Trautman ran good routes at Dayton but could stand to consistently get into his routes more quickly. He showed a tendency to start with short, choppy steps too often in the games I watched, like a RB hesitating in the backfield instead of picking the appropriate hole. (Look for him in the left slot here.)
“You watch the kid … adapting to being a tight end, dominating that level,” ESPN’s Mel Kiper Jr. said in February. “The hands, the fact that he can just overpower people at times in the open field, his aggressiveness. … The second round is not out of the realm of possibility.”
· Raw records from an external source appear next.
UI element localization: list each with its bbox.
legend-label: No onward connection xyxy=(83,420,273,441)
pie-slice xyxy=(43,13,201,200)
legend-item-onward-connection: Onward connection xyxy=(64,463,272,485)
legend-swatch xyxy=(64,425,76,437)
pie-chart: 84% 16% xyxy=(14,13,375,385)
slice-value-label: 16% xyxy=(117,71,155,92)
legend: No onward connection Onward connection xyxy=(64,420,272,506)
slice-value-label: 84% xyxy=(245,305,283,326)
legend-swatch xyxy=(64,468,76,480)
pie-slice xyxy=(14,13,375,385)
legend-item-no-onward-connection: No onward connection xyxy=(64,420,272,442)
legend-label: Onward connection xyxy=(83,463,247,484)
Kiper brought up Shaheen in that conference call -- as a small-school TE who went in Round 2 -- but said he has a higher grade on Trautman. Shaheen hasn’t panned out to date but has dealt with injuries and added competition (Trey Burton) at his position since Chicago drafted him.
Trautman is certainly no shoo-in for NFL production and doesn’t merit an early-draft dynasty selection. But if he lands in Round 2 with a team in some need at TE, there’s enough upside to make Trautman a solid consideration in Round 4 or even late Round 3 of rookie drafts.
Trautman’s blocking should help him get on the field earlier than he might otherwise. His size, hands, route-running and hard-worker mentality have the potential to keep him there and turn him into a valuable receiving asset.